On August 29, the Ministry of Law issued a no-objection certificate (NOC) for the jail trial of the former prime minister as requested by the Interior Ministry and special court Judge Abual Hasnat Zulqarnain.

In a hearing on November 14, the high court suspended Khan's jail trial in the cipher case. This order came after the caretaker federal cabinet approved the jail trial of Khan and Shah Mahmood Qureshi in the case.

Previously, the deposed prime minister — who was ousted from office following a no-confidence motion in April last year — had moved IHC against the jail trial which was rejected by the court's single bench on October 16.

Later, Khan filed an intra-court appeal against the single bench's decision.

In August of this year, Khan and Qureshi were booked under the Official Secrets Act 1923 in the cipher case after the Federal Investigation Agency (FIA) invoked Section 5 of the said law.

The diplomatic cable reportedly went missing from Imran's possession. According to the former ruling party, the cable contained a threat from the United States to topple the PTI’s government.

Ciphergate

The controversy emerged on March 27, 2022, when Khan — less than a month before his ouster in April 2022 — while addressing a public rally waved a letter before the crowd, claiming that it was a cipher from a foreign nation that had conspired with his political rivals to have PTI government overthrown.

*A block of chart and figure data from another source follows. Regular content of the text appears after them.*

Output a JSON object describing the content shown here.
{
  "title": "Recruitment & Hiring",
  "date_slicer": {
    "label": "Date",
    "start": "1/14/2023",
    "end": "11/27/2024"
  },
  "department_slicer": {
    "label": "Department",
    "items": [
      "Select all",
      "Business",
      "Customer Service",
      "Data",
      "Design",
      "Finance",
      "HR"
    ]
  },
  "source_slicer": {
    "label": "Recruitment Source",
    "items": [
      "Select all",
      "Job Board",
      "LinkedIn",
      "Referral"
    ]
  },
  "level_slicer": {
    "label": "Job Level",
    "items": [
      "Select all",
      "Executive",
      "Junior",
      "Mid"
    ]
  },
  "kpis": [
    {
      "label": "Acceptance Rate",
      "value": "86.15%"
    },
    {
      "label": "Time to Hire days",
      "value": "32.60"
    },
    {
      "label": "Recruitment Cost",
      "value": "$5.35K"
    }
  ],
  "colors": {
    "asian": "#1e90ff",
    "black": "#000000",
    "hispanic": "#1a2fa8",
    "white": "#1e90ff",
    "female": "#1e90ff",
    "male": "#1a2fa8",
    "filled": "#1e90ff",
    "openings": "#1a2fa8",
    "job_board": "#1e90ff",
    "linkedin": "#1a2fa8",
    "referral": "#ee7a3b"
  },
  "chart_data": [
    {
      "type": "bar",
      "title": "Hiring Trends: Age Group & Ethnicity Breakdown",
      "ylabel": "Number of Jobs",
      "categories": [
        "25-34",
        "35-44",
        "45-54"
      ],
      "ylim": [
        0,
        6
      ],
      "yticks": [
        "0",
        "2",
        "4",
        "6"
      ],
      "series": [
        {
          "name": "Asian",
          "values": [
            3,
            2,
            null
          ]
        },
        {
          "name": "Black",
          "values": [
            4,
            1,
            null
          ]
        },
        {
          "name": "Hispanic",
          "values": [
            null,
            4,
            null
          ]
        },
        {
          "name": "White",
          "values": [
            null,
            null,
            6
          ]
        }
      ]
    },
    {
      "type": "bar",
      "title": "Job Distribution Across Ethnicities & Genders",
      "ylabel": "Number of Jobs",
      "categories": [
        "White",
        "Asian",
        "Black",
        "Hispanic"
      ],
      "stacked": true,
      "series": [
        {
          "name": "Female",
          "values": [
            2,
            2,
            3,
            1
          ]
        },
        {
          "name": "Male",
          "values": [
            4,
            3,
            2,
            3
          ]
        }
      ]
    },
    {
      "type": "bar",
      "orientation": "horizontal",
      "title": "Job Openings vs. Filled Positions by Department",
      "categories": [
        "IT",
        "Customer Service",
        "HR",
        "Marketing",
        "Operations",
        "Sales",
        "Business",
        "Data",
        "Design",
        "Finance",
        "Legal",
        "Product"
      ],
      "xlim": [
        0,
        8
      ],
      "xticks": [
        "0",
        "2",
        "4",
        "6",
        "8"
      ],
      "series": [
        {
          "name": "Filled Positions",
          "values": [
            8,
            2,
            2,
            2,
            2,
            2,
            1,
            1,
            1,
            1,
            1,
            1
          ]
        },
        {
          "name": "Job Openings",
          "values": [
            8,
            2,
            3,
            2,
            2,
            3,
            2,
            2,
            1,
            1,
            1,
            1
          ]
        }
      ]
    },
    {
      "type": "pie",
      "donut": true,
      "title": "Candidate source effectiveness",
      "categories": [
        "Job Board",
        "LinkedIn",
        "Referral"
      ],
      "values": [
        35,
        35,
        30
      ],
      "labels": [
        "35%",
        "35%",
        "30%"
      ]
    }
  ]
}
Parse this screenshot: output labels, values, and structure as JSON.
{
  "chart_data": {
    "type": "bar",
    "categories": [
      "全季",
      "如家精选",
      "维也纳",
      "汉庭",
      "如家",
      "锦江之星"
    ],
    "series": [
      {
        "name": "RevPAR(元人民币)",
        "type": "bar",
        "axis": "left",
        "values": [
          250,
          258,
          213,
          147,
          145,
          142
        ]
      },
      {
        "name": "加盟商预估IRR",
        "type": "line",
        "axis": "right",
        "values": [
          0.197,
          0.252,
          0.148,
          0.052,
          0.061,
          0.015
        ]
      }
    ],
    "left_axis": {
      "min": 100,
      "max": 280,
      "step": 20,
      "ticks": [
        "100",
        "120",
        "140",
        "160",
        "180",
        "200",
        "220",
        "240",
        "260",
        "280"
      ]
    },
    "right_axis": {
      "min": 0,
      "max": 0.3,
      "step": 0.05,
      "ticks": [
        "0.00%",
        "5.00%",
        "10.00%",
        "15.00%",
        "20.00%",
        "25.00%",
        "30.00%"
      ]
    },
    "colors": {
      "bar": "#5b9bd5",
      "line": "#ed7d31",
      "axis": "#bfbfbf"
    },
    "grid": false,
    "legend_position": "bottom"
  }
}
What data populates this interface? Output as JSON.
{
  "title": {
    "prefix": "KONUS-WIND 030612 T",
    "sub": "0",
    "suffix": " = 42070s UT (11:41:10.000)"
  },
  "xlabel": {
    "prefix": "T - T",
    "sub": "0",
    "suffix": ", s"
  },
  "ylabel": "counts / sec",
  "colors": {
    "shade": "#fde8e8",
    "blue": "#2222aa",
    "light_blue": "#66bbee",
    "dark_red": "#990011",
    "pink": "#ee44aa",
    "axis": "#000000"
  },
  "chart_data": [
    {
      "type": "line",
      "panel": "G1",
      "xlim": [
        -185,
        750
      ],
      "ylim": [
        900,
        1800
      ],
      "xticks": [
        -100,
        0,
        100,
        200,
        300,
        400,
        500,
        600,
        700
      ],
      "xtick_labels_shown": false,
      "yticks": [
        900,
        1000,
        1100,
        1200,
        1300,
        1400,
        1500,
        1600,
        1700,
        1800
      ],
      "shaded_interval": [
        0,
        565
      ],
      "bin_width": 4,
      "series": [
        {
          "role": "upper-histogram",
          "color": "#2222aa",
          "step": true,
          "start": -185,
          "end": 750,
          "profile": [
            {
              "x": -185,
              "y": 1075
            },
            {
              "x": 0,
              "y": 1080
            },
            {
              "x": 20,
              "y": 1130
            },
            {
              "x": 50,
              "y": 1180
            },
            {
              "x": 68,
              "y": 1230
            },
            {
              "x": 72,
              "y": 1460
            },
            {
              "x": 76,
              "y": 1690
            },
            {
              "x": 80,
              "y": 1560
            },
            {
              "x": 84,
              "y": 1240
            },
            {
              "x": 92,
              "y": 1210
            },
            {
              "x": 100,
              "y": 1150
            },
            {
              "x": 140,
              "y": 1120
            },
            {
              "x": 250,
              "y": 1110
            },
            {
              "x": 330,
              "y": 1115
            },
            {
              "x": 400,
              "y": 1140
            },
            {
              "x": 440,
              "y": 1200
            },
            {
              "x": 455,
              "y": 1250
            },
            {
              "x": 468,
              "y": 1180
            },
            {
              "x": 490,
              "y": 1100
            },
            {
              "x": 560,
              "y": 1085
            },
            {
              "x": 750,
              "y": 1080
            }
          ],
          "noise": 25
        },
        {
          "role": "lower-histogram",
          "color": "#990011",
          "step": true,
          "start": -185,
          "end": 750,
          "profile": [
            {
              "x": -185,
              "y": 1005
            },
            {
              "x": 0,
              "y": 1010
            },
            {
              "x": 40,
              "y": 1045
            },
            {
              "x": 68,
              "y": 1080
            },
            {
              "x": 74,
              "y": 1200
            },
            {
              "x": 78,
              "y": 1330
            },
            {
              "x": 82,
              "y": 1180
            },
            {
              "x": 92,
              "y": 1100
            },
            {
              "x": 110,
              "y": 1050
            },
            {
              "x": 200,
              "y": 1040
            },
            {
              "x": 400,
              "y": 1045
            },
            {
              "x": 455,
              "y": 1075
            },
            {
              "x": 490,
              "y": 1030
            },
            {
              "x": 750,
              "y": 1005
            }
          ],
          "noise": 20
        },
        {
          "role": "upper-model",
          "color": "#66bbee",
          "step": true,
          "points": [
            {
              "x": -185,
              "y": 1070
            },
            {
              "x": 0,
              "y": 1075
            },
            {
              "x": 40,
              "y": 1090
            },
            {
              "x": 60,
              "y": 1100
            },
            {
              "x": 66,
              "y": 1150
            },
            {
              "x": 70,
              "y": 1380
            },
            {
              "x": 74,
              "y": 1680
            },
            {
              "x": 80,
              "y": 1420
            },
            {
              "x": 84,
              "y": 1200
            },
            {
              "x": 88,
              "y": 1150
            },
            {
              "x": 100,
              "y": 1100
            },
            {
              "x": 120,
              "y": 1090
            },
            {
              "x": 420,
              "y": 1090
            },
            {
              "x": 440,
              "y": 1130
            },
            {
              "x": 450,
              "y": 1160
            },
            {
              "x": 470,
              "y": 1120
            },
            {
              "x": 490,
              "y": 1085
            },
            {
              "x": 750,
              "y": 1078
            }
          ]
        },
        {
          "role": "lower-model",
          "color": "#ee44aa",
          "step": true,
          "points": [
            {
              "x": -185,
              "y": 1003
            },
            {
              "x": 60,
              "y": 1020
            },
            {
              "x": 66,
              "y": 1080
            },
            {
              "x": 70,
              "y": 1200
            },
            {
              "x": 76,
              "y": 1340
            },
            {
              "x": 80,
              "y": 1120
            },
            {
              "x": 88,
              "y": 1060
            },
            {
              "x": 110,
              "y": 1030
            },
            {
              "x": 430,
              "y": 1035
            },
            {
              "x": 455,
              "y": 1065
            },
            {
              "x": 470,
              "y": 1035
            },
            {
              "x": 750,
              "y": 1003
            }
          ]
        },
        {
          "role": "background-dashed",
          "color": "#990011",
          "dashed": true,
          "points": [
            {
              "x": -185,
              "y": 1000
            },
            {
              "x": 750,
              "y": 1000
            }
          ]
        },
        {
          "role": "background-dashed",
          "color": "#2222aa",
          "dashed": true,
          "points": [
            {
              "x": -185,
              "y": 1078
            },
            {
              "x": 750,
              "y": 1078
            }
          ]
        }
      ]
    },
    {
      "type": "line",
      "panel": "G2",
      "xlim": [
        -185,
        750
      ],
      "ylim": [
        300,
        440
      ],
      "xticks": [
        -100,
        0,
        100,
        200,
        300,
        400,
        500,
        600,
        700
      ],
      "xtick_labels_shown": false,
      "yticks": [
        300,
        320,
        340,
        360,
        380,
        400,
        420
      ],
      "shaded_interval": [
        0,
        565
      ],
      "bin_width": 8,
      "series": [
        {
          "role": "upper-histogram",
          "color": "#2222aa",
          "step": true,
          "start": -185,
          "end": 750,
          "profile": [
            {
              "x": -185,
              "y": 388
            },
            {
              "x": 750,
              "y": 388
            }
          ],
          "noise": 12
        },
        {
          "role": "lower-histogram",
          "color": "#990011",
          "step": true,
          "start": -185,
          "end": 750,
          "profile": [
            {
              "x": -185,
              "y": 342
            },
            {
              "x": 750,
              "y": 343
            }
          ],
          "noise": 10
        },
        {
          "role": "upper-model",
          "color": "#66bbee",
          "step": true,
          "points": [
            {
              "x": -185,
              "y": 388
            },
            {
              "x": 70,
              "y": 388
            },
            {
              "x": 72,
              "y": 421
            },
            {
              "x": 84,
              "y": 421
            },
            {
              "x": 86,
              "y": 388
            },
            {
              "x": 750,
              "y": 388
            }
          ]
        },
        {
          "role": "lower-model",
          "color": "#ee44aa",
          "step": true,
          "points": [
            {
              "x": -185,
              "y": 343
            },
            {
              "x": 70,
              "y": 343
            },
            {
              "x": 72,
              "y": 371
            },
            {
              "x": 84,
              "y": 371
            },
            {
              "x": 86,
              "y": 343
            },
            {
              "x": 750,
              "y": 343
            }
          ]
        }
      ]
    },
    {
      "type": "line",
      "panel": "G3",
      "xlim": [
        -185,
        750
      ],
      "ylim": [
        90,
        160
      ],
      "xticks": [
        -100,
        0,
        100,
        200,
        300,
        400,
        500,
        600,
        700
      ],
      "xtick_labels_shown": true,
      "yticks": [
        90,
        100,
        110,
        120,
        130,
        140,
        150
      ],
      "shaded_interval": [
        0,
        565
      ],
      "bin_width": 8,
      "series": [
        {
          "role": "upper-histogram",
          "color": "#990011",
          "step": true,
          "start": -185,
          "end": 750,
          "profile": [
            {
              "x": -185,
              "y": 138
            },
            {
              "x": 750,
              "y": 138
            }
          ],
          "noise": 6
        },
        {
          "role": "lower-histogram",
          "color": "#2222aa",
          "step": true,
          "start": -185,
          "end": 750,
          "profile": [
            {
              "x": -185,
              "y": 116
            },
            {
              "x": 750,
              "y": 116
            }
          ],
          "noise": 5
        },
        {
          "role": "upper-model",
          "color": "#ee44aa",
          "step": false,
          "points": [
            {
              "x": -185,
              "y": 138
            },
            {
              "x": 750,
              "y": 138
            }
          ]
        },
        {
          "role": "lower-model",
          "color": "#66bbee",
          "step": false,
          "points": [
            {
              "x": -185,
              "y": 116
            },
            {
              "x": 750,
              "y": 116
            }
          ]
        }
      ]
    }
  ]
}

He did not reveal the contents of the letter nor did he mention the name of the nation it came from. But a few days later, he accused the United States of conspiring against him and alleged that Assistant Secretary of State for South and Central Asia Affairs Donald Lu had sought his removal.

The cipher was about former Pakistan ambassador to the US Majeed's meeting with Lu.

The former prime minister, claiming that he was reading contents from the cipher, said that "all will be forgiven for Pakistan if Imran Khan is removed from power".

Then on March 31, the National Security Committee (NSC) took up the matter and decided to issue a "strong demarche" to the US for its "blatant interference in the internal affairs of Pakistan".

Later, after his removal, then-prime minister Shehbaz Sharif convened a meeting of the NSC, which came to the conclusion that it had found no evidence of a foreign conspiracy in the cable.

In the two audio leaks that took the internet by storm and shocked the public after these events, the former prime minister, then-federal minister Asad Umar, and then-principle secretary Azam Khan could allegedly be heard discussing the US cipher and how to use it to their advantage.

On September 30, the federal cabinet took notice of the matter and constituted a committee to probe the contents of the audio leaks.

In October, the cabinet gave the green signal to initiate action against the former prime minister and handed over the case to the FIA.